Subject: Re: Advice wanted from Sun users please (fwd)
To: None <current-users@NetBSD.ORG>
From: Jeff Thieleke <thieleke@icaen.uiowa.edu>
List: current-users
Date: 03/30/1996 01:57:16
> > There is a reason that he may succeed where you failed. The
> > motorola chip have much, much higher tolerances for this type of
> > hackery. If you're lucky and have a big heatsink, you can find
> > motorola chips that can be overclocked 50% or more. With intel chips,
> > I've rarely heard of clock increases of more that 10-15% being
> > successful.
> >
>
> Don't overclock a 68030.
Don't overclock any CPU, unless you think the benefits will outweigh the
potential chance of chip damage/malfunction. But there is nothing unique
about overclocking a '030, though.
> When the 25MHz 68030 chips came out on accelerator cards for the Amiga,
> some companies wanted to come out with a 28Mhz version. Just to be
> 3mhz faster, you know. This looks neat on paper.

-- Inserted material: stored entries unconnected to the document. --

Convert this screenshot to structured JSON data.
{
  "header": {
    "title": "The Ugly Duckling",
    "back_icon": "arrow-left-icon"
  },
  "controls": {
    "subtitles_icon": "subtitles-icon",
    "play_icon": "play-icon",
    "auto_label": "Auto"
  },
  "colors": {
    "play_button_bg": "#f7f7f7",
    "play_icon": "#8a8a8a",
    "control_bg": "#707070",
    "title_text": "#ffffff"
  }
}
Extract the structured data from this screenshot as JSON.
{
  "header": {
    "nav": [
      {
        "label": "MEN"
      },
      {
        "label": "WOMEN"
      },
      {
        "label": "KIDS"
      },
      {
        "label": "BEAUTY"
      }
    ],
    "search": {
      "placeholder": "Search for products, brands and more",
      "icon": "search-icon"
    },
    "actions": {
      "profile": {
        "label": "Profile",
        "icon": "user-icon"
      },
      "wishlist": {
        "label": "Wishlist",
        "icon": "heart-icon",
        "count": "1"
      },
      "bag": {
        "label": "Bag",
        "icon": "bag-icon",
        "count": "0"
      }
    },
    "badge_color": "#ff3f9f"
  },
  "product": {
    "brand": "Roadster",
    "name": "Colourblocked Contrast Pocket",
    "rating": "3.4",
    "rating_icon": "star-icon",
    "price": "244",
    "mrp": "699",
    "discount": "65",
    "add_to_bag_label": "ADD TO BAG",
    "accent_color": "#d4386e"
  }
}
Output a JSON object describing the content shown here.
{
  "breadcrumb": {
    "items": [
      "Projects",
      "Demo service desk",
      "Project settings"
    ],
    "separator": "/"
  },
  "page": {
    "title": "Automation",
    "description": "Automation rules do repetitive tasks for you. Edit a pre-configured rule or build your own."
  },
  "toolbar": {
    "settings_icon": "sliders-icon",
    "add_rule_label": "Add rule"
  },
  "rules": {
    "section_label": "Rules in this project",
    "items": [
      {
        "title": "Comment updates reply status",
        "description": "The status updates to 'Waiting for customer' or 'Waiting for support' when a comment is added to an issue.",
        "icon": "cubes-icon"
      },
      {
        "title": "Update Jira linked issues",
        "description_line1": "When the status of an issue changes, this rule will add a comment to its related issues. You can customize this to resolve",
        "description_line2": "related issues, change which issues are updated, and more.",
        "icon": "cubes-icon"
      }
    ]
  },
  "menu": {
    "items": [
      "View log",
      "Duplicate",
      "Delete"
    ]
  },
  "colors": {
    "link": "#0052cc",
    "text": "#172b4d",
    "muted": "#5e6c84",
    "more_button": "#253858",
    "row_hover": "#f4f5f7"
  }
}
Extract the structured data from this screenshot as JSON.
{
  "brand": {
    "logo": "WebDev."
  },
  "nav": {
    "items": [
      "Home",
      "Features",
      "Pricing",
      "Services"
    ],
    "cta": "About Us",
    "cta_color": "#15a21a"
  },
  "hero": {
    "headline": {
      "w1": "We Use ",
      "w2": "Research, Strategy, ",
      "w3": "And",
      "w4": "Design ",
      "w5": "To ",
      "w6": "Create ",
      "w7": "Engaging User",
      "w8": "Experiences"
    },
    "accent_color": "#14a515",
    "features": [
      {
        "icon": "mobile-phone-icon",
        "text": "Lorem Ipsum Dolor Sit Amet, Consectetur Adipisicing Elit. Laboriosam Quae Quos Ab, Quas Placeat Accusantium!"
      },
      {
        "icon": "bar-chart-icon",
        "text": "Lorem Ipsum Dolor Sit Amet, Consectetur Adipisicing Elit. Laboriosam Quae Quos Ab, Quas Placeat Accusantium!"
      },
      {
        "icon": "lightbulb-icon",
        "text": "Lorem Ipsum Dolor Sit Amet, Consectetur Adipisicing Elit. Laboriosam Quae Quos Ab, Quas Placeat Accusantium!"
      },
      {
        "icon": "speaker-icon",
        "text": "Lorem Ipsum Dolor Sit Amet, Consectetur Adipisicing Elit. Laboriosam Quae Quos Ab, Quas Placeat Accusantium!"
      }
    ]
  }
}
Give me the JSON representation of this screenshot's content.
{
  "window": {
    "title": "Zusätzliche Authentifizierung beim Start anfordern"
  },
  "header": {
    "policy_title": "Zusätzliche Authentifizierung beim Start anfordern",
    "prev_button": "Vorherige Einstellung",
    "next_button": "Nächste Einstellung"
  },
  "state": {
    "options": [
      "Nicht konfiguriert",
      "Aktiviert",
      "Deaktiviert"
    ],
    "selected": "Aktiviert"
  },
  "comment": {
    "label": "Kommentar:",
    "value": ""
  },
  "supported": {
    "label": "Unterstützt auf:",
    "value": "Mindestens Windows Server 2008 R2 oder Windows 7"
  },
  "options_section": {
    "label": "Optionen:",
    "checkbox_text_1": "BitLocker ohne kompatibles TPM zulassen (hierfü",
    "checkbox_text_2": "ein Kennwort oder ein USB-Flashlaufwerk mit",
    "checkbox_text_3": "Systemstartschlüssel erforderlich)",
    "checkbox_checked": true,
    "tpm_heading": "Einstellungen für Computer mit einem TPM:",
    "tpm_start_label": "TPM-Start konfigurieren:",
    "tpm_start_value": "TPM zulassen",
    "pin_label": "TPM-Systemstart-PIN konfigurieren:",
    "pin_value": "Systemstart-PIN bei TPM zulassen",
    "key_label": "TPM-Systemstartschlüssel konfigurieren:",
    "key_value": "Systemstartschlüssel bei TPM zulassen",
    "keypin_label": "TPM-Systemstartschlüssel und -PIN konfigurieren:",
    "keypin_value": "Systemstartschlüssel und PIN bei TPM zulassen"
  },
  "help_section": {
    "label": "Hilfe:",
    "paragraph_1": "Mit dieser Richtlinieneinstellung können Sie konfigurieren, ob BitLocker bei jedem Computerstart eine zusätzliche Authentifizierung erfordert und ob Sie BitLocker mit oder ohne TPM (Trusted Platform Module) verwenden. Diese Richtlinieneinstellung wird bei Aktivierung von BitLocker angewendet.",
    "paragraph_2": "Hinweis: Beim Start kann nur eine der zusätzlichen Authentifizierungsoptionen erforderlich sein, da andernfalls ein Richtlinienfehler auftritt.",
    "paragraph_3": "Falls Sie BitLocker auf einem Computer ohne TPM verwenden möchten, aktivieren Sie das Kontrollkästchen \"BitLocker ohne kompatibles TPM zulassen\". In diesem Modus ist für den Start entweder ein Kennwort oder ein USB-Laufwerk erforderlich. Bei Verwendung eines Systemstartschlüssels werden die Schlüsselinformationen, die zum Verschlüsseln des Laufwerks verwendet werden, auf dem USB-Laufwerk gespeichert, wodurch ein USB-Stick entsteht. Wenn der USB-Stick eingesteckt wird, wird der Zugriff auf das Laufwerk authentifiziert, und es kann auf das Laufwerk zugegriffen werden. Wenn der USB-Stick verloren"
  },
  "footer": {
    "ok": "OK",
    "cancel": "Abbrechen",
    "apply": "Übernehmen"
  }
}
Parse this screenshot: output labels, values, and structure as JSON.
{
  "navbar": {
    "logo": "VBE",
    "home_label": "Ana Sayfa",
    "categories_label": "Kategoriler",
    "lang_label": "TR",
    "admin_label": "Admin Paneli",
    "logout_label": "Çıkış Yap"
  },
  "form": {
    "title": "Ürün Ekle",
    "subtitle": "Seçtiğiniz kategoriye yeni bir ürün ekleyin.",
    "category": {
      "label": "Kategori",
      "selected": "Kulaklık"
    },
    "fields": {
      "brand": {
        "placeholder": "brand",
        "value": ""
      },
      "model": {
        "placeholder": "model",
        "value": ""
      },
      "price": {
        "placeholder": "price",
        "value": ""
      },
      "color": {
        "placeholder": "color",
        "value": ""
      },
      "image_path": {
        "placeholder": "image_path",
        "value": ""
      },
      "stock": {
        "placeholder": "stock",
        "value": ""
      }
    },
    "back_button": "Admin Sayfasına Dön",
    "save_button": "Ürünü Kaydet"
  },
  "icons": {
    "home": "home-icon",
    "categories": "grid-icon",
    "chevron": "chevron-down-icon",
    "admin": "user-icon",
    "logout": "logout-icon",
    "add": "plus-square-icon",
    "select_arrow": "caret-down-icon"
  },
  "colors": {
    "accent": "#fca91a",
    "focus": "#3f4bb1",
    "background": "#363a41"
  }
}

I am almost certain you meant the 68040. I know GVP had an overclocked
28MHz 040 accelerator, but I don't remember any overclocked 030 cards.
> The problem is, if you overclock that chip by the 3mhz, the math starts
> to go. You get strange low level math errors.
This definitely isn't true. I had a 40MHz 030 overclocked at 50MHz for
over a year, with no problems. However my 40MHz 68882 FPU was flaky at
anything above around 45MHz, so maybe you are thinking of this instead.